I bought some Shimano Sora Flight Deck Shifters last week from a friend. These are the ones that have the thumb shifters. 

I have not built up my road bike yet, so I thought I'd just mount these shifters on the set of bars that I'm going to use. 

I was playing with the left shifter, and suddenly, I lose all "tension". This means that both the upshift and downshift shifters did not click at all. They still spring back to their resting position, but compared to the working right shifter, I do not get any clicks.

I removed the top cap to check out the internals, but no luck. However, once or twice, it would work again. However, when I shifted down or up, it would not work again.

Here's a video.

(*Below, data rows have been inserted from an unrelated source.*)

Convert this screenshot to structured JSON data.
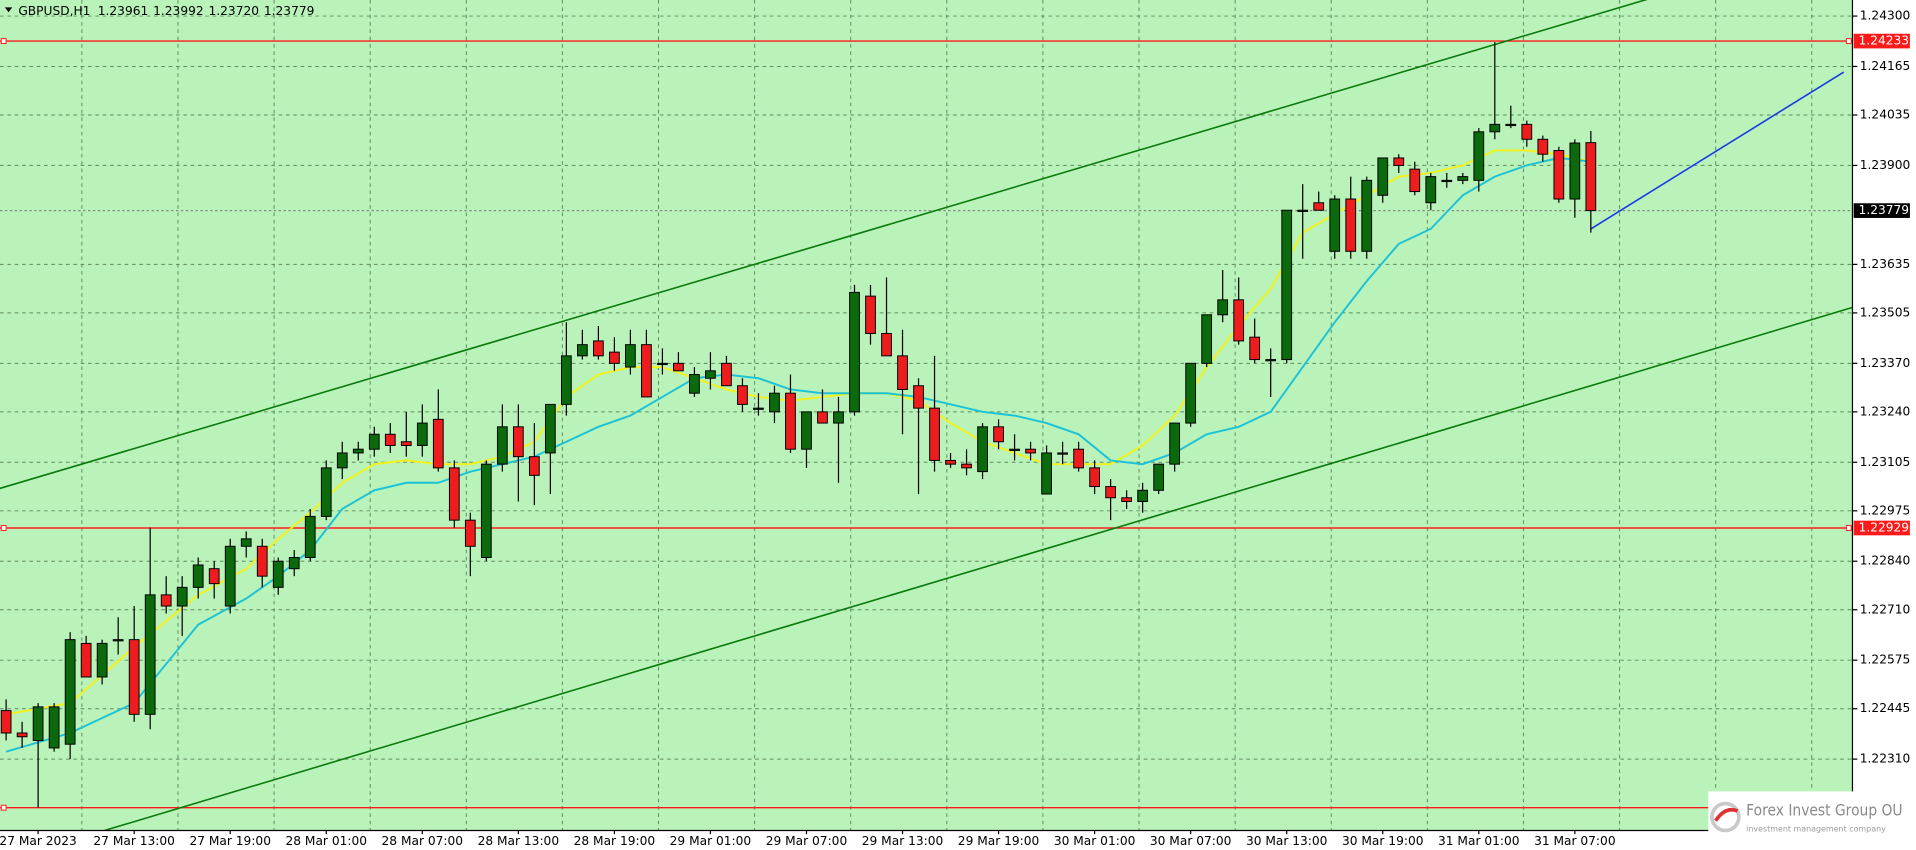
{
  "chart_data": {
    "type": "candlestick",
    "symbol": "GBPUSD,H1",
    "last_bar_labels": [
      "1.23961",
      "1.23992",
      "1.23720",
      "1.23779"
    ],
    "categories": [
      null,
      null,
      "27 Mar 2023",
      null,
      null,
      null,
      null,
      null,
      "27 Mar 13:00",
      null,
      null,
      null,
      null,
      null,
      "27 Mar 19:00",
      null,
      null,
      null,
      null,
      null,
      "28 Mar 01:00",
      null,
      null,
      null,
      null,
      null,
      "28 Mar 07:00",
      null,
      null,
      null,
      null,
      null,
      "28 Mar 13:00",
      null,
      null,
      null,
      null,
      null,
      "28 Mar 19:00",
      null,
      null,
      null,
      null,
      null,
      "29 Mar 01:00",
      null,
      null,
      null,
      null,
      null,
      "29 Mar 07:00",
      null,
      null,
      null,
      null,
      null,
      "29 Mar 13:00",
      null,
      null,
      null,
      null,
      null,
      "29 Mar 19:00",
      null,
      null,
      null,
      null,
      null,
      "30 Mar 01:00",
      null,
      null,
      null,
      null,
      null,
      "30 Mar 07:00",
      null,
      null,
      null,
      null,
      null,
      "30 Mar 13:00",
      null,
      null,
      null,
      null,
      null,
      "30 Mar 19:00",
      null,
      null,
      null,
      null,
      null,
      "31 Mar 01:00",
      null,
      null,
      null,
      null,
      null,
      "31 Mar 07:00",
      null
    ],
    "open": [
      1.2244,
      1.2238,
      1.2236,
      1.2234,
      1.2235,
      1.2262,
      1.2253,
      1.2263,
      1.2263,
      1.2243,
      1.2275,
      1.2272,
      1.2277,
      1.2282,
      1.2272,
      1.2288,
      1.2288,
      1.2277,
      1.2282,
      1.2285,
      1.2296,
      1.2309,
      1.2313,
      1.2314,
      1.2318,
      1.2316,
      1.2315,
      1.2322,
      1.2309,
      1.2295,
      1.2285,
      1.231,
      1.232,
      1.2312,
      1.2313,
      1.2326,
      1.2339,
      1.2343,
      1.234,
      1.2336,
      1.2342,
      1.2337,
      1.2337,
      1.2329,
      1.2333,
      1.2337,
      1.2331,
      1.2325,
      1.2324,
      1.2329,
      1.2314,
      1.2324,
      1.2321,
      1.2324,
      1.2355,
      1.2345,
      1.2339,
      1.2331,
      1.2325,
      1.2311,
      1.231,
      1.2308,
      1.232,
      1.2314,
      1.2314,
      1.2302,
      1.2313,
      1.2314,
      1.2309,
      1.2304,
      1.2301,
      1.23,
      1.2303,
      1.231,
      1.2321,
      1.2337,
      1.235,
      1.2354,
      1.2344,
      1.2338,
      1.2338,
      1.2378,
      1.238,
      1.2367,
      1.2381,
      1.2367,
      1.2382,
      1.2392,
      1.2389,
      1.238,
      1.2386,
      1.2386,
      1.2386,
      1.2399,
      1.2401,
      1.2401,
      1.2397,
      1.2394,
      1.2381,
      1.23961
    ],
    "high": [
      1.2247,
      1.2241,
      1.2246,
      1.2246,
      1.2265,
      1.2264,
      1.2263,
      1.2269,
      1.2272,
      1.2293,
      1.228,
      1.228,
      1.2285,
      1.2284,
      1.229,
      1.2292,
      1.229,
      1.2285,
      1.2287,
      1.2298,
      1.2311,
      1.2316,
      1.2316,
      1.232,
      1.2321,
      1.2324,
      1.2326,
      1.233,
      1.2311,
      1.2297,
      1.2311,
      1.2326,
      1.2326,
      1.2321,
      1.2326,
      1.2348,
      1.2346,
      1.2347,
      1.2344,
      1.2346,
      1.2346,
      1.2341,
      1.234,
      1.2336,
      1.234,
      1.2339,
      1.2333,
      1.2329,
      1.2331,
      1.2334,
      1.2324,
      1.233,
      1.2328,
      1.2358,
      1.2358,
      1.236,
      1.2346,
      1.2333,
      1.2339,
      1.2313,
      1.2314,
      1.2321,
      1.2322,
      1.2318,
      1.2316,
      1.2315,
      1.2316,
      1.2316,
      1.2311,
      1.2306,
      1.2303,
      1.2305,
      1.231,
      1.2321,
      1.2337,
      1.235,
      1.2362,
      1.236,
      1.2349,
      1.2341,
      1.2378,
      1.2385,
      1.2383,
      1.2382,
      1.2387,
      1.2387,
      1.2392,
      1.2393,
      1.2391,
      1.2388,
      1.2388,
      1.2388,
      1.24,
      1.2423,
      1.2406,
      1.2402,
      1.2398,
      1.2395,
      1.2397,
      1.23992
    ],
    "low": [
      1.2236,
      1.2234,
      1.2218,
      1.2233,
      1.2231,
      1.2253,
      1.2251,
      1.2259,
      1.2241,
      1.2239,
      1.227,
      1.2264,
      1.2274,
      1.2274,
      1.227,
      1.2285,
      1.2277,
      1.2275,
      1.228,
      1.2284,
      1.2295,
      1.2306,
      1.2311,
      1.2312,
      1.2313,
      1.2312,
      1.2312,
      1.2308,
      1.2293,
      1.228,
      1.2284,
      1.2308,
      1.23,
      1.2299,
      1.2302,
      1.2323,
      1.2338,
      1.2338,
      1.2335,
      1.2334,
      1.2328,
      1.2334,
      1.2335,
      1.2328,
      1.233,
      1.2331,
      1.2324,
      1.2323,
      1.2321,
      1.2313,
      1.2309,
      1.2321,
      1.2305,
      1.2323,
      1.2342,
      1.2339,
      1.2318,
      1.2302,
      1.2308,
      1.2309,
      1.2307,
      1.2306,
      1.2314,
      1.2311,
      1.2311,
      1.2302,
      1.231,
      1.2308,
      1.2302,
      1.2295,
      1.2298,
      1.2297,
      1.2302,
      1.2308,
      1.232,
      1.2336,
      1.2348,
      1.2342,
      1.2337,
      1.2328,
      1.2337,
      1.2365,
      1.2378,
      1.2365,
      1.2365,
      1.2365,
      1.238,
      1.2388,
      1.2382,
      1.2378,
      1.2384,
      1.2385,
      1.2383,
      1.2397,
      1.24,
      1.2395,
      1.2391,
      1.238,
      1.2376,
      1.2372
    ],
    "close": [
      1.2238,
      1.2237,
      1.2245,
      1.2245,
      1.2263,
      1.2253,
      1.2262,
      1.2263,
      1.2243,
      1.2275,
      1.2272,
      1.2277,
      1.2283,
      1.2278,
      1.2288,
      1.229,
      1.228,
      1.2284,
      1.2285,
      1.2296,
      1.2309,
      1.2313,
      1.2314,
      1.2318,
      1.2315,
      1.2315,
      1.2321,
      1.2309,
      1.2295,
      1.2288,
      1.231,
      1.232,
      1.2312,
      1.2307,
      1.2326,
      1.2339,
      1.2342,
      1.2339,
      1.2337,
      1.2342,
      1.2328,
      1.2337,
      1.2335,
      1.2334,
      1.2335,
      1.2331,
      1.2326,
      1.2325,
      1.2329,
      1.2314,
      1.2324,
      1.2321,
      1.2324,
      1.2356,
      1.2345,
      1.2339,
      1.233,
      1.2325,
      1.2311,
      1.231,
      1.2309,
      1.232,
      1.2316,
      1.2314,
      1.2313,
      1.2313,
      1.2313,
      1.2309,
      1.2304,
      1.2301,
      1.23,
      1.2303,
      1.231,
      1.2321,
      1.2337,
      1.235,
      1.2354,
      1.2343,
      1.2338,
      1.2338,
      1.2378,
      1.2378,
      1.2378,
      1.2381,
      1.2367,
      1.2386,
      1.2392,
      1.239,
      1.2383,
      1.2387,
      1.2386,
      1.2387,
      1.2399,
      1.2401,
      1.2401,
      1.2397,
      1.2393,
      1.2381,
      1.2396,
      1.23779
    ],
    "colors": {
      "up": "#0b6a0b",
      "down": "#ee1c1c",
      "background": "#baf3ba",
      "grid": "#5f8a5f",
      "axis": "#000000"
    },
    "ylim": [
      1.22119,
      1.24343
    ],
    "yticks": [
      {
        "value": 1.243,
        "label": "1.24300"
      },
      1.24165,
      1.24035,
      {
        "value": 1.239,
        "label": "1.23900"
      },
      1.23635,
      1.23505,
      {
        "value": 1.2337,
        "label": "1.23370"
      },
      {
        "value": 1.2324,
        "label": "1.23240"
      },
      1.23105,
      1.22975,
      {
        "value": 1.2284,
        "label": "1.22840"
      },
      {
        "value": 1.2271,
        "label": "1.22710"
      },
      1.22575,
      1.22445,
      {
        "value": 1.2231,
        "label": "1.22310"
      }
    ],
    "grid": true,
    "indicators": [
      {
        "color": "#f2f21a",
        "x": [
          0,
          4,
          8,
          12,
          15,
          17,
          19,
          21,
          23,
          25,
          27,
          29,
          31,
          33,
          35,
          37,
          39,
          41,
          43,
          45,
          47,
          49,
          51,
          53,
          55,
          57,
          59,
          61,
          63,
          65,
          67,
          69,
          71,
          73,
          75,
          77,
          79,
          81,
          83,
          85,
          87,
          89,
          91,
          93,
          95,
          97,
          99
        ],
        "values": [
          1.2243,
          1.2246,
          1.2261,
          1.2275,
          1.2282,
          1.229,
          1.2297,
          1.2305,
          1.231,
          1.2311,
          1.231,
          1.231,
          1.2312,
          1.2316,
          1.2328,
          1.2334,
          1.2336,
          1.2336,
          1.2333,
          1.233,
          1.2328,
          1.2327,
          1.2328,
          1.2329,
          1.2329,
          1.2327,
          1.2321,
          1.2316,
          1.2313,
          1.231,
          1.231,
          1.231,
          1.2315,
          1.2323,
          1.2336,
          1.2347,
          1.2357,
          1.2372,
          1.2377,
          1.2382,
          1.2387,
          1.2388,
          1.239,
          1.2394,
          1.2394,
          1.2393,
          1.2391
        ]
      },
      {
        "color": "#1cc3d6",
        "x": [
          0,
          4,
          8,
          12,
          15,
          17,
          19,
          21,
          23,
          25,
          27,
          29,
          31,
          33,
          35,
          37,
          39,
          41,
          43,
          45,
          47,
          49,
          51,
          53,
          55,
          57,
          59,
          61,
          63,
          65,
          67,
          69,
          71,
          73,
          75,
          77,
          79,
          81,
          83,
          85,
          87,
          89,
          91,
          93,
          95,
          97,
          99
        ],
        "values": [
          1.2233,
          1.2238,
          1.2246,
          1.2267,
          1.2274,
          1.228,
          1.2287,
          1.2298,
          1.2303,
          1.2305,
          1.2305,
          1.2308,
          1.231,
          1.2312,
          1.2316,
          1.232,
          1.2323,
          1.2328,
          1.2333,
          1.2334,
          1.2333,
          1.233,
          1.2329,
          1.2329,
          1.2329,
          1.2328,
          1.2326,
          1.2324,
          1.2323,
          1.2321,
          1.2318,
          1.2311,
          1.231,
          1.2313,
          1.2318,
          1.232,
          1.2324,
          1.2336,
          1.2348,
          1.2359,
          1.2369,
          1.2373,
          1.2382,
          1.2387,
          1.239,
          1.2392,
          1.2391
        ]
      }
    ],
    "levels": [
      {
        "value": 1.24233,
        "color": "#ff1a1a",
        "show_label": true
      },
      {
        "value": 1.22929,
        "color": "#ff1a1a",
        "show_label": true
      },
      {
        "value": 1.2218,
        "color": "#ff1a1a",
        "show_label": false
      }
    ],
    "trendlines": [
      {
        "color": "#0a7a0a",
        "x": [
          0,
          99
        ],
        "y": [
          1.2304,
          1.243
        ],
        "extend": true
      },
      {
        "color": "#0a7a0a",
        "x": [
          0,
          99
        ],
        "y": [
          1.2204,
          1.2331
        ],
        "extend": true
      },
      {
        "color": "#1a3ae6",
        "x": [
          99,
          114.8
        ],
        "y": [
          1.2373,
          1.2415
        ],
        "extend": false
      }
    ],
    "watermark": {
      "title": "Forex Invest Group OU",
      "subtitle": "investment management company"
    }
  }
}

Listen carefully for the clicks.

https://www.youtube.com/watch?v=0kxxoJp3aXs

At one point I thought I had fixed it, but after about 3-4 shift cycles (upshifts/down), it wouldn't function again.

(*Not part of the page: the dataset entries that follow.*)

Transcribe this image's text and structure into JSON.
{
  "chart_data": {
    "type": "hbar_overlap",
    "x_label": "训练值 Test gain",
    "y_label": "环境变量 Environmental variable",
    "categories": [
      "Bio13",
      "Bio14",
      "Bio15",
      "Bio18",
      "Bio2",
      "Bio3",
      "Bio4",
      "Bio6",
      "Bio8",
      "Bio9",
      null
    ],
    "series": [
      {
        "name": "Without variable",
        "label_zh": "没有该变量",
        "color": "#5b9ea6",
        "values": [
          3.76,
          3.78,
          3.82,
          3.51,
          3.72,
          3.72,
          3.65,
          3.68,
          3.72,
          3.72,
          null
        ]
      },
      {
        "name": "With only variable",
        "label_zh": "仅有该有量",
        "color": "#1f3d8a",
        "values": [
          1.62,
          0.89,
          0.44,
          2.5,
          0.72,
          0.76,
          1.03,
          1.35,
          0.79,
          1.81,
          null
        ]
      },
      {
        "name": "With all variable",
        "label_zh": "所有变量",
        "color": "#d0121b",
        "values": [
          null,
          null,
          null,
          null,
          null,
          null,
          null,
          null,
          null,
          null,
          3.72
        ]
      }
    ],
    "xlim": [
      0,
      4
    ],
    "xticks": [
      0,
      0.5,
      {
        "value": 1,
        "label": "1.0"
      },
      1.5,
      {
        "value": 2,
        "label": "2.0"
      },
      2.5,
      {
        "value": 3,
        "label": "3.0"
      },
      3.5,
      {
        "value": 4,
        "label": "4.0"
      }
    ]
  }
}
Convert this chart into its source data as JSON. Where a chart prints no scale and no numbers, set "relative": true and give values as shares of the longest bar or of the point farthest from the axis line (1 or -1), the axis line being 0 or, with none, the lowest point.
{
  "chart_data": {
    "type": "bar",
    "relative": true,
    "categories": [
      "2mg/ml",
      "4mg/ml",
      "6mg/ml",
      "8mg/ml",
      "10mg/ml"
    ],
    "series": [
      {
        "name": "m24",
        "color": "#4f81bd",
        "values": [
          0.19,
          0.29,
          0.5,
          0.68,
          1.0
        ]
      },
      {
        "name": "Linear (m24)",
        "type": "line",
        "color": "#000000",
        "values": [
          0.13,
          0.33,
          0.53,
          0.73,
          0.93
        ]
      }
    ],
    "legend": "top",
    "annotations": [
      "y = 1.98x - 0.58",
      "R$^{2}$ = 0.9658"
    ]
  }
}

It definitely has something to do with the spring on top, and the rectangular block (see pics). If I position it a certain way and move the shifters, I can feel and even HEAR it engage! Anyone have any knowledge on it.?










Thanks everyone! :thumb:


----------



## Dave Hickey (Jan 27, 2002)

Spray liberal amounts of WD40 in there and let it sit overnight...


----------



## Richard (Feb 17, 2006)

In addition to what Dave said (wherein you can often bring "unrepairable" Shimano STI shifters back to life), have you tried it with a cable installed and tension on same? Can make a big difference as cable tension assists the "return" action of any integrated brake lever/shifter (yes, "brifter" is a stupid word.)


----------



## scoobydrew (Sep 26, 2009)

Thanks for the suggestions guys. 

I am unsure how WD40 would help. I know that it lubricates the parts, but what else?

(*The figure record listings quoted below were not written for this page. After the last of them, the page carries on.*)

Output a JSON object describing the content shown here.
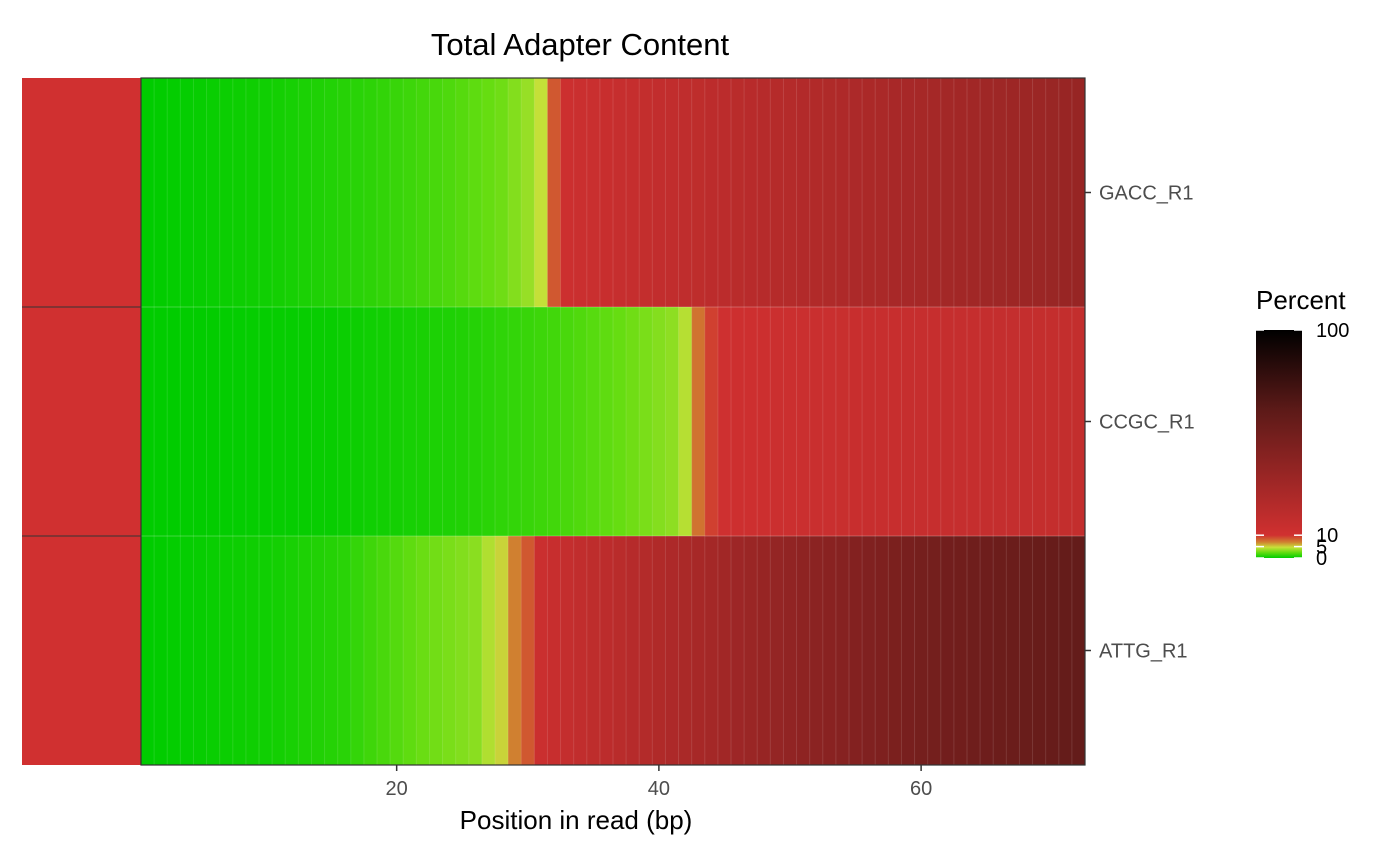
{
  "chart_data": {
    "type": "heatmap",
    "title": "Total Adapter Content",
    "xlabel": "Position in read (bp)",
    "ylabel": "",
    "x_ticks": [
      20,
      40,
      60
    ],
    "x_range": [
      1,
      72
    ],
    "legend": {
      "title": "Percent",
      "ticks": [
        0,
        5,
        10,
        100
      ],
      "position": "right"
    },
    "status_column": {
      "label": "",
      "color": "#d03030"
    },
    "colors": {
      "zero": "#00cc00",
      "low_mid": "#66dd11",
      "low_high": "#c8e03a",
      "transition": "#d08030",
      "red": "#d03030",
      "dark": "#5c1a18",
      "black": "#000000"
    },
    "rows": [
      {
        "sample": "GACC_R1",
        "profile": [
          [
            1,
            0
          ],
          [
            10,
            0.4
          ],
          [
            18,
            1.1
          ],
          [
            24,
            1.9
          ],
          [
            28,
            2.7
          ],
          [
            30,
            3.6
          ],
          [
            31,
            4.6
          ],
          [
            32,
            8.5
          ],
          [
            33,
            12
          ],
          [
            45,
            20
          ],
          [
            55,
            27
          ],
          [
            65,
            33
          ],
          [
            72,
            37
          ]
        ]
      },
      {
        "sample": "CCGC_R1",
        "profile": [
          [
            1,
            0
          ],
          [
            15,
            0.2
          ],
          [
            25,
            0.8
          ],
          [
            32,
            1.6
          ],
          [
            37,
            2.5
          ],
          [
            41,
            3.4
          ],
          [
            42,
            4.3
          ],
          [
            43,
            7.5
          ],
          [
            44,
            9.4
          ],
          [
            45,
            11
          ],
          [
            55,
            14
          ],
          [
            65,
            15.5
          ],
          [
            72,
            16
          ]
        ]
      },
      {
        "sample": "ATTG_R1",
        "profile": [
          [
            1,
            0
          ],
          [
            10,
            0.4
          ],
          [
            16,
            1.0
          ],
          [
            19,
            1.8
          ],
          [
            22,
            2.6
          ],
          [
            26,
            3.3
          ],
          [
            28,
            5
          ],
          [
            29,
            7
          ],
          [
            30,
            8.5
          ],
          [
            31,
            13
          ],
          [
            40,
            25
          ],
          [
            50,
            40
          ],
          [
            60,
            53
          ],
          [
            70,
            60
          ],
          [
            72,
            61
          ]
        ]
      }
    ]
  }
}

I have not tried it with a cable installed yet. I figured it would work on its own, without a cable (the right side operates perfectly without a cable installed).


----------



## frdfandc (Nov 27, 2007)

WD40 cuts grease/grit/grime very well. That is why WD40 works well.


----------



## Kerry Irons (Feb 25, 2002)

*De-gunking*



scoobydrew said:


> Thanks for the suggestions guys.
> 
> I am unsure how WD40 would help. I know that it lubricates the parts, but what else?
> 
> I have not tried it with a cable installed yet. I figured it would work on its own, without a cable (the right side operates perfectly without a cable installed).


The WD-40 is serving as a solvent, not a lube. It's possible that your shifters are simply gunked up, and shooting solvent into the mechanism while working the shifter up and down repeatedly will cut the gunk. If this is your problem, then the solvent application is the cure (remember to relube afterward). If the problem is something else, you're mostly screwed with Shimano shifters because there's "no user serviceable parts inside."


----------



## scoobydrew (Sep 26, 2009)

Thanks for the suggestion, I will try shooting it with the WD40 this week.

I've uploaded another video. In this video, you can see that when I "reset" the spring with my finger, it operates perfectly. However, as you can also see, it only works for one shift cycle.

http://www.youtube.com/watch?v=tI7hP7Lg3BI


----------



## BruceG1 (Apr 6, 2010)

scoobydrew said:


> I bought some Shimano Sora Flight Deck Shifters last week from a friend.


Did they work for your friend?


----------



## Peanya (Jun 12, 2008)

Wow, by the looks of the pic, it's extremely dirty!


----------



## tjamscad (Nov 12, 2011)

Do you by chance have any more pics? I am in desprate need of the assembly views.


----------